« Still Fantasy » : Absalon Kirkeby brouille les pistes

09 novembre 2022   •  
Écrit par Ana Corderot
« Still Fantasy » : Absalon Kirkeby brouille les pistes

Dans son ouvrage Still Fantasy, publié aux Éditions Disko Bay, le photographe danois Absalon Kirkeby nous raconte une histoire minutieusement éparpillée. Savant mélange d’abstraction et de documentaire, ses images nous dévoilent des natures fantasques qui troublent notre perception du réel.

« Absalon Kirkebyjoue constamment avec le support et la personne qui le perçoit. Il sait que les spectateur·rice·s ont tendance à chercher une histoire. Il construit alors ce récit glissant qui prend de mauvais virages, trébuche et se perd. » C’est en ces quelques phrases que Stinus Duch, éditeur chez Disko Bay, introduit le dernier livre d’Absalon Kirkeby. Installé à Copenhague, diplômé de l’Académie royale danoise des beaux-arts et du Goldsmith College de Londres, l’artiste danois s’amuse des convenances. Dans cet ouvrage, Absalon Kirkeby présente une vue « kaléidoscopique » de moments épars de vies. Fruit d’un travail au long cours, le livre rassemble des fulgurances d’un ordinaire trivial s’aventurant dans les confins de l’inopportun, dans les détails que l’œil distrait a du mal à percevoir. « Mon titre –

Still Fantasy fait référence à la nature morte en tant que genre et aux règles formelles qui lui sont associées pour construire une image, tandis que la fantaisie fait référence à la partie plus narrative du livre. Les deux mots représentent les glissements qui existent entre les photographies documentaires et les images construites, qui ne sont que partiellement fondées sur la réalité. Ce titre souligne la relation du livre avec la fiction et celles que les images peuvent créer chez les lecteur·rice·s. » 

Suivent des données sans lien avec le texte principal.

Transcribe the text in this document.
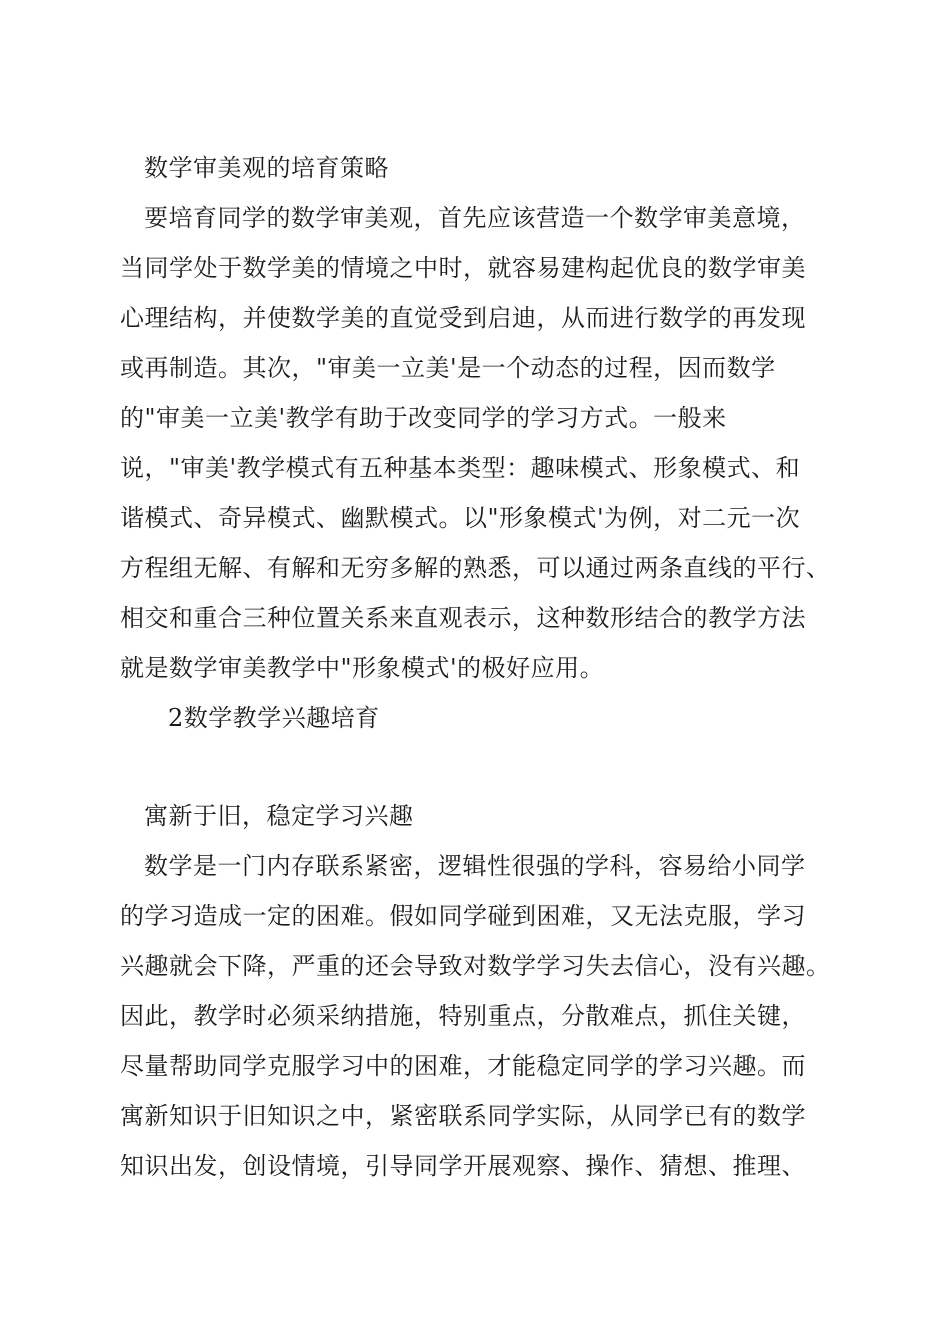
数学审美观的培育策略
要培育同学的数学审美观，首先应该营造一个数学审美意境，
当同学处于数学美的情境之中时，就容易建构起优良的数学审美
心理结构，并使数学美的直觉受到启迪，从而进行数学的再发现
或再制造。其次，"审美一立美'是一个动态的过程，因而数学
的"审美一立美'教学有助于改变同学的学习方式。一般来
说，"审美'教学模式有五种基本类型：趣味模式、形象模式、和
谐模式、奇异模式、幽默模式。以"形象模式'为例，对二元一次
方程组无解、有解和无穷多解的熟悉，可以通过两条直线的平行、
相交和重合三种位置关系来直观表示，这种数形结合的教学方法
就是数学审美教学中"形象模式'的极好应用。
2数学教学兴趣培育
寓新于旧，稳定学习兴趣
数学是一门内存联系紧密，逻辑性很强的学科，容易给小同学
的学习造成一定的困难。假如同学碰到困难，又无法克服，学习
兴趣就会下降，严重的还会导致对数学学习失去信心，没有兴趣。
因此，教学时必须采纳措施，特别重点，分散难点，抓住关键，
尽量帮助同学克服学习中的困难，才能稳定同学的学习兴趣。而
寓新知识于旧知识之中，紧密联系同学实际，从同学已有的数学
知识出发，创设情境，引导同学开展观察、操作、猜想、推理、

Mêlant clichés bruts, sans postproduction, et images retouchées – parfois à outrance –, l’ouvrage fait l’état d’un réel déroutant d’abstraction. Feignant une chronologie incertaine, les images s’appréhendent en réalité avec une structure bien définie. « Still Fantasy est divisé en sept chapitres et a un début et une fin clairs. Le passage d’un chapitre à l’autre n’est peut-être pas facile à reconnaître, mais il fait partie de mes méthodes de travail », explique-t-il. Vouées à une dislocation évidente, ses natures mortes fantasques résistent pour autant dans les pages qui défilent, mais surtout dans la volonté de comprendre ce qui se déroule sous nos yeux.

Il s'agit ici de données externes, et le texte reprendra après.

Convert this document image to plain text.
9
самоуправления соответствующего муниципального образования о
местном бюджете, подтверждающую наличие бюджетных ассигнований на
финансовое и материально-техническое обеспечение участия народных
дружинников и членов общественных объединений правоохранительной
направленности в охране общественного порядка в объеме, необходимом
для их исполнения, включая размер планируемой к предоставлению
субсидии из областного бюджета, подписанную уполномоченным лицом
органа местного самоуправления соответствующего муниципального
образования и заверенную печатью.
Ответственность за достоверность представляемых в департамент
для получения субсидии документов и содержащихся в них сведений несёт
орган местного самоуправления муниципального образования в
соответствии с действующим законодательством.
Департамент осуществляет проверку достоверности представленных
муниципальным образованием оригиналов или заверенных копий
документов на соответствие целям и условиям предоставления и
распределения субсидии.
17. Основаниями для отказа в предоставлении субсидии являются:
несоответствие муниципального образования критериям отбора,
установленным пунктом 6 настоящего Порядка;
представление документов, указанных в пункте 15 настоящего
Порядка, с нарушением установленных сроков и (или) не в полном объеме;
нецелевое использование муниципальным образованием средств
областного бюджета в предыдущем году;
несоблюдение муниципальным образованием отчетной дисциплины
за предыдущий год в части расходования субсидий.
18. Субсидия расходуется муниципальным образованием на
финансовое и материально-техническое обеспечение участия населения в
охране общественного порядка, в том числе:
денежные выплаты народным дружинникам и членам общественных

© Absalon Kirkeby© Absalon Kirkeby

© Absalon Kirkeby

Se perdre en chemin

Absalon Kirkeby joue avec nos émotions et tente de multiples contresens. Par ses interventions sur le médium, il déploie toute sa créativité et nous invite subtilement à en faire de même, en convoquant notre imagination. « La photographie est séduisante, car elle peut donner l’illusion de représenter la réalité, mais elle repose en vérité sur la construction d’un monde d’images. L’abstraction est selon moi un espace ouvert où différentes interprétations peuvent entrer en jeu. Elle donne à réfléchir sur la photographie en tant que médium et forme d’art. », ajoute-t-il. Sciemment, l’auteur dévoile une végétation, des lieux, des scènes, des rues, des intérieurs que nous avons peut-être déjà vus ou vécus. Dans tout cela, il ajoute de l’inconstant, un irréel sous-jacent. Au cœur du livre, certaines pages blanches laissent place au vide, créant ainsi une ambivalence avec la présence d’images. « L’absence se traduit comme l’expression d’un processus où l’on prend le temps de s’interroger sur ce que peut être une image d’un point de vue objectif et d’un désir d’étudier son potentiel. »

Plongé·e·s dans des souvenirs qui n’ont certainement pas existé et qui ne nous appartiennent pas, nous nous rappelons aussitôt que cette histoire plurielle, abstraite s’est faufilée dans notre inconscient pour s’envoler au premier soupir. Et s’il nous semble un temps comprendre le cheminement de l’artiste, nous avons finalement perdu sa trace. « En tant que lecteur·rice vous doutez constamment. Et c’est là tout le dessein d’Absalon Kirkeby. Il ne nous montre pas le chemin, mais laisse l’image libre d’être ce que nous voulons qu’elle soit », conclut Stinus Duch.

 

Still Fantasy, Éditions Disko Bay, 56€, 216 p. 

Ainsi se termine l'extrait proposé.